Aux États-Unis, où l'économie se porte beaucoup mieux que dans la zone euro, il y a également des raisons d'assouplir prudemment la politique monétaire. Le taux d'inflation est récemment tombé à environ 2 %, comme dans la zone euro. L'inflation de base est passée de près de 5,6 % en 2022 à 2,7 %. Cela s'explique par des augmentations salariales plus faibles, qui se sont récemment élevées à un peu moins de 4 %, et par une augmentation un peu plus lente des coûts du logement, très importants, qui sont passés à 5,2 %. Cependant, les deux composantes de l'inflation sont encore bien plus élevées que dans les années précédant la pandémie (voir figure 6).

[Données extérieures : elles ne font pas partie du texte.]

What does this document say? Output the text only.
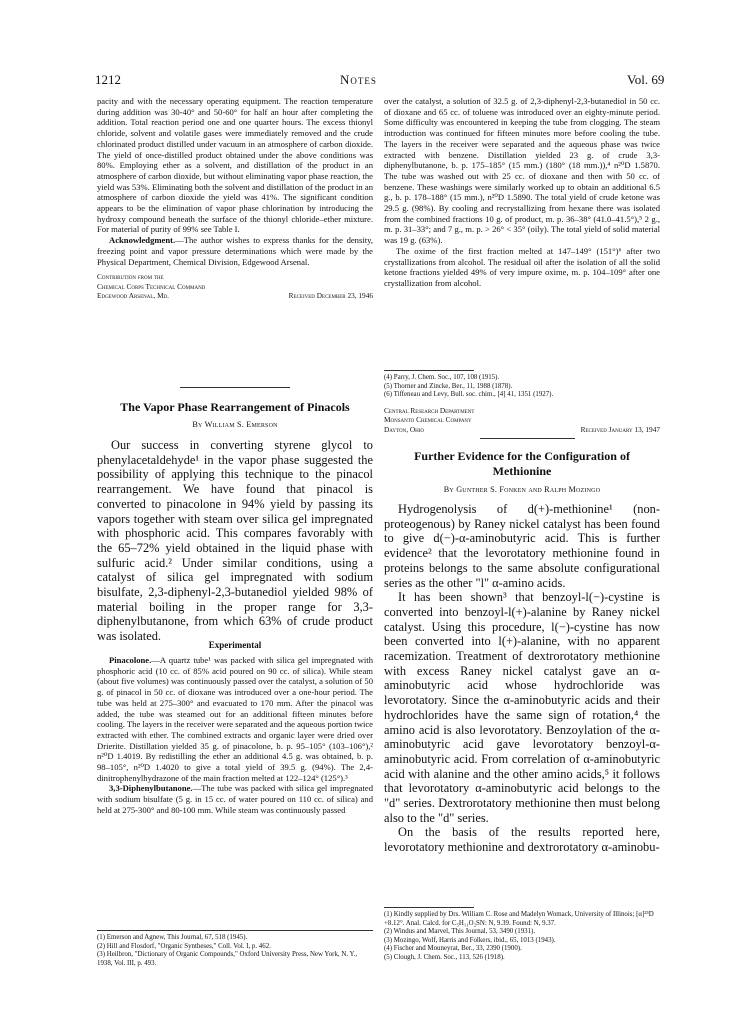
1212	Notes	Vol. 69

pacity and with the necessary operating equipment. The reaction temperature during addition was 30-40° and 50-60° for half an hour after completing the addition. Total reaction period one and one quarter hours. The excess thionyl chloride, solvent and volatile gases were immediately removed and the crude chlorinated product distilled under vacuum in an atmosphere of carbon dioxide. The yield of once-distilled product obtained under the above conditions was 80%. Employing ether as a solvent, and distillation of the product in an atmosphere of carbon dioxide, but without eliminating vapor phase reaction, the yield was 53%. Eliminating both the solvent and distillation of the product in an atmosphere of carbon dioxide the yield was 41%. The significant condition appears to be the elimination of vapor phase chlorination by introducing the hydroxy compound beneath the surface of the thionyl chloride–ether mixture. For material of purity of 99% see Table I.

Acknowledgment.—The author wishes to express thanks for the density, freezing point and vapor pressure determinations which were made by the Physical Department, Chemical Division, Edgewood Arsenal.

Contribution from the
Chemical Corps Technical Command
Edgewood Arsenal, Md.	Received December 23, 1946
The Vapor Phase Rearrangement of Pinacols
By William S. Emerson

Our success in converting styrene glycol to phenylacetaldehyde¹ in the vapor phase suggested the possibility of applying this technique to the pinacol rearrangement. We have found that pinacol is converted to pinacolone in 94% yield by passing its vapors together with steam over silica gel impregnated with phosphoric acid. This compares favorably with the 65–72% yield obtained in the liquid phase with sulfuric acid.² Under similar conditions, using a catalyst of silica gel impregnated with sodium bisulfate, 2,3-diphenyl-2,3-butanediol yielded 98% of material boiling in the proper range for 3,3-diphenylbutanone, from which 63% of crude product was isolated.

Experimental

Pinacolone.—A quartz tube¹ was packed with silica gel impregnated with phosphoric acid (10 cc. of 85% acid poured on 90 cc. of silica). While steam (about five volumes) was continuously passed over the catalyst, a solution of 50 g. of pinacol in 50 cc. of dioxane was introduced over a one-hour period. The tube was held at 275–300° and evacuated to 170 mm. After the pinacol was added, the tube was steamed out for an additional fifteen minutes before cooling. The layers in the receiver were separated and the aqueous portion twice extracted with ether. The combined extracts and organic layer were dried over Drierite. Distillation yielded 35 g. of pinacolone, b. p. 95–105° (103–106°),² n²⁰D 1.4019. By redistilling the ether an additional 4.5 g. was obtained, b. p. 98–105°, n²⁰D 1.4020 to give a total yield of 39.5 g. (94%). The 2,4-dinitrophenylhydrazone of the main fraction melted at 122–124° (125°).³

3,3-Diphenylbutanone.—The tube was packed with silica gel impregnated with sodium bisulfate (5 g. in 15 cc. of water poured on 110 cc. of silica) and held at 275-300° and 80-100 mm. While steam was continuously passed

(1) Emerson and Agnew, This Journal, 67, 518 (1945).
(2) Hill and Flosdorf, "Organic Syntheses," Coll. Vol. I, p. 462.
(3) Heilbron, "Dictionary of Organic Compounds," Oxford University Press, New York, N. Y., 1938, Vol. III, p. 493.

over the catalyst, a solution of 32.5 g. of 2,3-diphenyl-2,3-butanediol in 50 cc. of dioxane and 65 cc. of toluene was introduced over an eighty-minute period. Some difficulty was encountered in keeping the tube from clogging. The steam introduction was continued for fifteen minutes more before cooling the tube. The layers in the receiver were separated and the aqueous phase was twice extracted with benzene. Distillation yielded 23 g. of crude 3,3-diphenylbutanone, b. p. 175–185° (15 mm.) (180° (18 mm.)),⁴ n²⁰D 1.5870. The tube was washed out with 25 cc. of dioxane and then with 50 cc. of benzene. These washings were similarly worked up to obtain an additional 6.5 g., b. p. 178–188° (15 mm.), n²⁰D 1.5890. The total yield of crude ketone was 29.5 g. (98%). By cooling and recrystallizing from hexane there was isolated from the combined fractions 10 g. of product, m. p. 36–38° (41.0–41.5°),⁵ 2 g., m. p. 31–33°; and 7 g., m. p. > 26° < 35° (oily). The total yield of solid material was 19 g. (63%).

The oxime of the first fraction melted at 147–149° (151°)⁶ after two crystallizations from alcohol. The residual oil after the isolation of all the solid ketone fractions yielded 49% of very impure oxime, m. p. 104–109° after one crystallization from alcohol.

(4) Parry, J. Chem. Soc., 107, 108 (1915).
(5) Thorner and Zincke, Ber., 11, 1988 (1878).
(6) Tiffeneau and Levy, Bull. soc. chim., [4] 41, 1351 (1927).
Central Research Department
Monsanto Chemical Company
Dayton, Ohio	Received January 13, 1947
Further Evidence for the Configuration of
Methionine
By Gunther S. Fonken and Ralph Mozingo

Hydrogenolysis of d(+)-methionine¹ (non-proteogenous) by Raney nickel catalyst has been found to give d(−)-α-aminobutyric acid. This is further evidence² that the levorotatory methionine found in proteins belongs to the same absolute configurational series as the other "l" α-amino acids.

It has been shown³ that benzoyl-l(−)-cystine is converted into benzoyl-l(+)-alanine by Raney nickel catalyst. Using this procedure, l(−)-cystine has now been converted into l(+)-alanine, with no apparent racemization. Treatment of dextrorotatory methionine with excess Raney nickel catalyst gave an α-aminobutyric acid whose hydrochloride was levorotatory. Since the α-aminobutyric acids and their hydrochlorides have the same sign of rotation,⁴ the amino acid is also levorotatory. Benzoylation of the α-aminobutyric acid gave levorotatory benzoyl-α-aminobutyric acid. From correlation of α-aminobutyric acid with alanine and the other amino acids,⁵ it follows that levorotatory α-aminobutyric acid belongs to the "d" series. Dextrorotatory methionine then must belong also to the "d" series.

On the basis of the results reported here, levorotatory methionine and dextrorotatory α-aminobu-

(1) Kindly supplied by Drs. William C. Rose and Madelyn Womack, University of Illinois; [α]²⁵D +8.12°. Anal. Calcd. for C₅H₁₁O₂SN: N, 9.39. Found: N, 9.37.
(2) Windus and Marvel, This Journal, 53, 3490 (1931).
(3) Mozingo, Wolf, Harris and Folkers, ibid., 65, 1013 (1943).
(4) Fischer and Mouneyrat, Ber., 33, 2390 (1900).
(5) Clough, J. Chem. Soc., 113, 526 (1918).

L'atténuation de la pression inflationniste donne à la Fed la possibilité de se concentrer davantage sur son deuxième objectif, le plein emploi, en cas d'affaiblissement du marché du travail. Le président de la Fed, M. Powell, l'a confirmé lors d'une conférence de presse le 18 septembre en déclarant : « Le moment de soutenir le marché du travail est quand il est fort, pas quand nous commençons à voir les licenciements ». On pourrait en déduire que la Fed abaisserait les taux d'intérêt par obéissance anticipée afin d'éviter une hausse du chômage et un effondrement de l'économie dès le départ. Les investisseurs en actions y ont vu une police d'assurance contre une éventuelle adversité, augmentant ainsi la probabilité d'un « scénario Boucles d'or ». Le lendemain, les prix des actions américaines ont augmenté de près de 2 %.Toutefois, cela ne tient pas compte du fait qu'il ne faut pas laisser l'inflation contrecarrer les plans de la Fed. Sans un nouveau recul de l'inflation, la Fed mettrait en péril sa crédibilité dans la lutte contre l'inflation.